Breastfeeding mom's touching encounter with an orangutan has people swooning—and debating

People are being moved by a nursing mother's experience at Vienna's Schoenbrunn Zoo, but not without some controversy.

Gemma Copeland posted her experience on Facebook, where it was picked up by the Boobie Babies Facebook group. A female orangutan is shown sitting near to the glass of the orangutan habitat window, staring at the mother and infant while she nurses her young.

The most strange event of my life had me in tears today when I received feeding support from the unlikeliest of places, Copeland wrote.

"When my partner, kid, and I had a short vacation to Vienna, we went to the Schoenbrunn Zoo.
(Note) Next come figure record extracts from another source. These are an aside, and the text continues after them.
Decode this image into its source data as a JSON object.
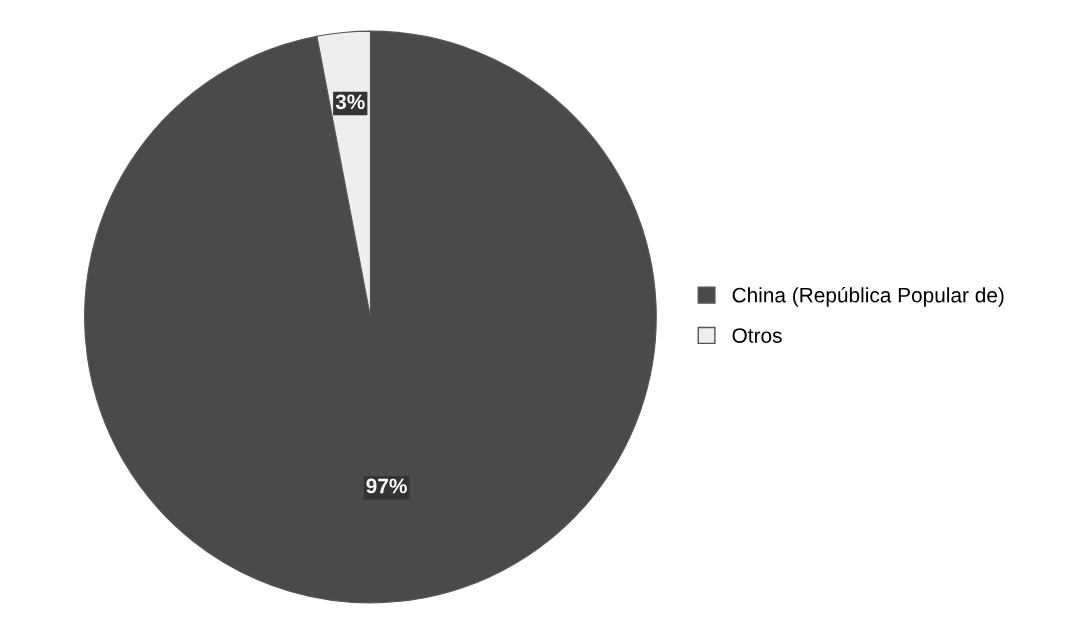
{
  "chart_data": {
    "type": "pie",
    "categories": [
      "China (República Popular de)",
      "Otros"
    ],
    "values": [
      97,
      3
    ],
    "colors": [
      "#4a4a4a",
      "#eeeeee"
    ],
    "value_labels": [
      "97%",
      "3%"
    ],
    "legend": "right"
  }
}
At the conclusion of our day, we stopped by to visit the orangutans, who were joyously playing in their cage. I walked to the window for a closer look and squatted down so my kids could see the orangutan, who was just 5 or 6 feet away. She then stood up, went to the window with a piece of cloth, and sat down next to me. She raised her hand in an apparent attempt to touch my son after looking directly into my eyes. I was immediately in awe of this stunning creature."

"Since it was calm, I fed my baby while I was sitting there since he was hungry. The orangutan's reaction left me speechless; she kept turning her gaze between my kid and me "She went on. " She sat next to me for perhaps 30 minutes, continued to stroke the glass, and then laid down as if to support and shield me.
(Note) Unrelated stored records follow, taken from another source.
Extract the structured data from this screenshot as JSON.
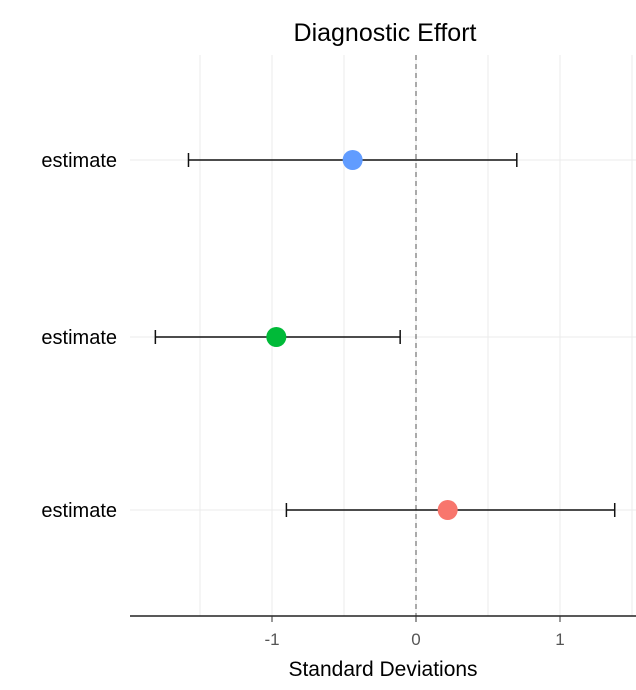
{
  "chart_data": {
    "type": "scatter",
    "title": "Diagnostic Effort",
    "xlabel": "Standard Deviations",
    "ylabel": "",
    "xlim": [
      -1.97,
      1.52
    ],
    "xticks": [
      -1,
      0,
      1
    ],
    "xtick_labels": [
      "-1",
      "0",
      "1"
    ],
    "grid": true,
    "reference_line": {
      "x": 0,
      "style": "dashed"
    },
    "series": [
      {
        "label": "estimate",
        "estimate": -0.44,
        "lower": -1.58,
        "upper": 0.7,
        "color": "#619CFF"
      },
      {
        "label": "estimate",
        "estimate": -0.97,
        "lower": -1.81,
        "upper": -0.11,
        "color": "#00BA38"
      },
      {
        "label": "estimate",
        "estimate": 0.22,
        "lower": -0.9,
        "upper": 1.38,
        "color": "#F8766D"
      }
    ]
  }
}
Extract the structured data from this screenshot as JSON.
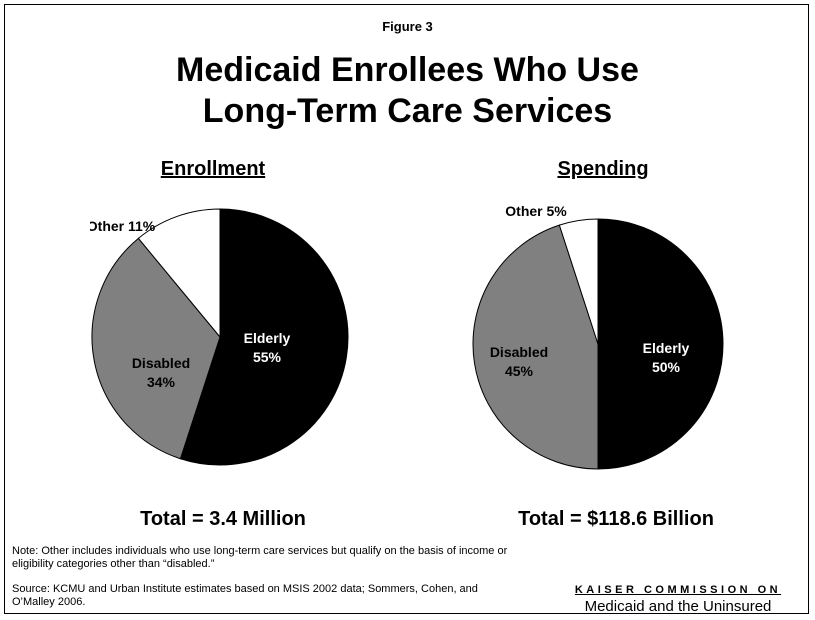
{
  "figure_label": "Figure 3",
  "title_line1": "Medicaid Enrollees Who Use",
  "title_line2": "Long-Term Care Services",
  "chart_data": [
    {
      "type": "pie",
      "title": "Enrollment",
      "total": "Total = 3.4 Million",
      "slices": [
        {
          "label": "Elderly",
          "value": 55,
          "display": "55%",
          "color": "#000000",
          "text_color": "#ffffff"
        },
        {
          "label": "Disabled",
          "value": 34,
          "display": "34%",
          "color": "#808080",
          "text_color": "#000000"
        },
        {
          "label": "Other",
          "value": 11,
          "display": "11%",
          "color": "#ffffff",
          "text_color": "#000000"
        }
      ]
    },
    {
      "type": "pie",
      "title": "Spending",
      "total": "Total = $118.6 Billion",
      "slices": [
        {
          "label": "Elderly",
          "value": 50,
          "display": "50%",
          "color": "#000000",
          "text_color": "#ffffff"
        },
        {
          "label": "Disabled",
          "value": 45,
          "display": "45%",
          "color": "#808080",
          "text_color": "#000000"
        },
        {
          "label": "Other",
          "value": 5,
          "display": "5%",
          "color": "#ffffff",
          "text_color": "#000000"
        }
      ]
    }
  ],
  "note": "Note: Other includes individuals who use long-term care services but qualify on the basis of income or eligibility categories other than “disabled.”",
  "source": "Source: KCMU and Urban Institute estimates based on MSIS 2002 data; Sommers, Cohen, and O’Malley 2006.",
  "logo": {
    "line1": "KAISER COMMISSION ON",
    "line2": "Medicaid and the Uninsured"
  }
}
This has really blown my mind, so I had to share it. Although we may be of different species, today's nursing connection was a once-in-a-lifetime experience that I will never forget. I'm also really lucky that my boyfriend managed to record everything."

A post describing a gorilla being trained to nurse by members of the La Leche League, a group that supports breastfeeding mothers, was published to the Facebook page:

"Did you know that La Leche League members actually taught a gorilla mother how to breastfeed? The mother gorilla lost her firstborn child since she didn't know what to deal with him or her because she was born and reared in captivity. Breastfeeding mothers agreed to sit beside the gorilla's enclosure when she next became pregnant so they could demonstrate how to do it to the gorilla. A volunteer visited the gorilla after she gave birth and nursed the infant while demonstrating to Mamma gorilla how to do it properly. Mamma gorilla observed, imitated, and successfully fed her young after watching."
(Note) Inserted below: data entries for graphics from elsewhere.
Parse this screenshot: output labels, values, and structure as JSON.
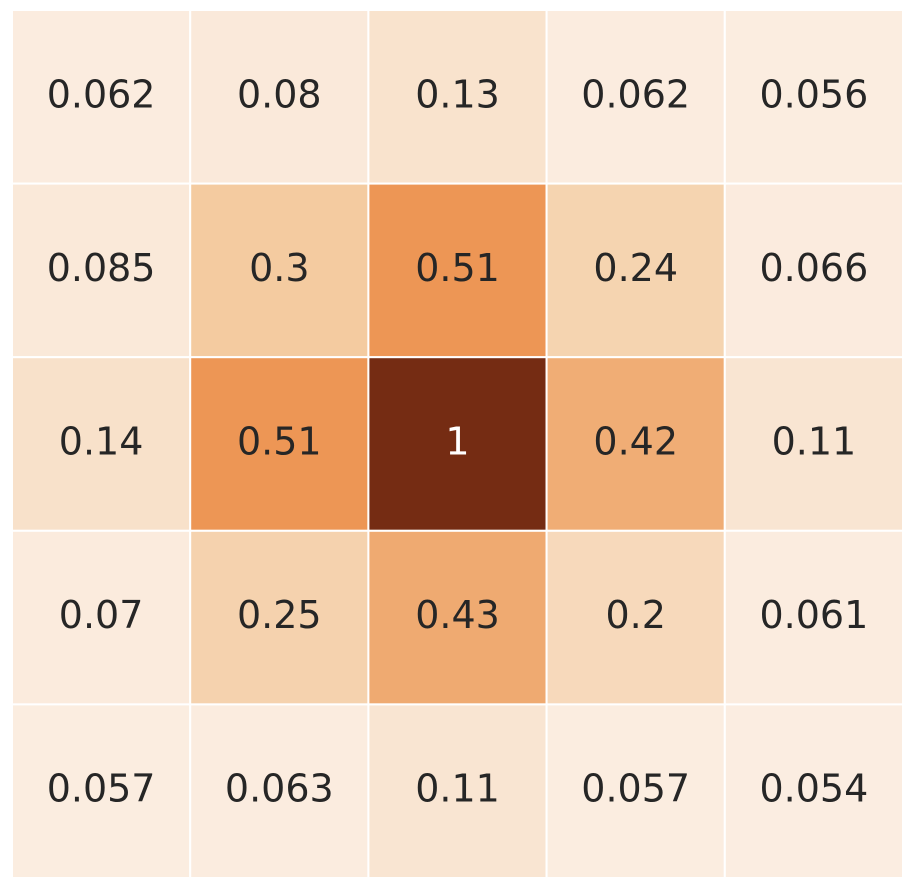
{
  "chart_data": {
    "type": "heatmap",
    "values": [
      [
        0.062,
        0.08,
        0.13,
        0.062,
        0.056
      ],
      [
        0.085,
        0.3,
        0.51,
        0.24,
        0.066
      ],
      [
        0.14,
        0.51,
        1,
        0.42,
        0.11
      ],
      [
        0.07,
        0.25,
        0.43,
        0.2,
        0.061
      ],
      [
        0.057,
        0.063,
        0.11,
        0.057,
        0.054
      ]
    ],
    "colors": [
      "#fbede1",
      "#f4cda3",
      "#ec924f",
      "#c05a22",
      "#752c13"
    ]
  }
}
More than 37,000 people have shared the tale, and many commentators have praised how lovely and emotional it was. While some marveled at the beauty of the animal encounter, many also expressed regret at the thought of such a creature being kept in confinement. Debate erupted about whether zoos are good or bad for the animals they house, as it does with almost every post on animals in zoos.

And just as in other disputes, there is a wide range of viewpoints. Some believe that visiting zoos is the best method for people to get to know animals up up and personal, which makes them more concerned with their protection in the wild. Some people agree that keeping animals in captivity isn't ideal, yet without their labor, many animals would perish as individuals or go extinct as species. Some people believe that keeping an animal in captivity is always bad. On this issue, even animal specialists are divided.

Moreover, not every zoo is made equally. There is little doubt that many animals grown in captivity would not survive if they were suddenly released into the wild, which is why many zoos have shifted more toward a rehabilitation and conservation approach. 

Additionally, as breeding is an instinctual behavior for animals, it is debatable whether attempting to restrict natural breeding in captivity falls within the ethical treatment of animals. What about creatures that are now only present in zoos since they are extinct in the wild? When it comes to zoos, there are a million questions and a million uncertain answers.

However, there is one point on which everyone can agree. Whether you believe zoos are beneficial or detrimental, essential or not, they are mostly still around because of how humans have interfered with nature. This creature's connection with a human mother is driven by the same nature that makes her feel out of place. 

The same environment that people are destroying to obtain palm oil for our soaps and cookies, putting orangutans in danger of going extinct. the same environment that we are all tasked with preserving.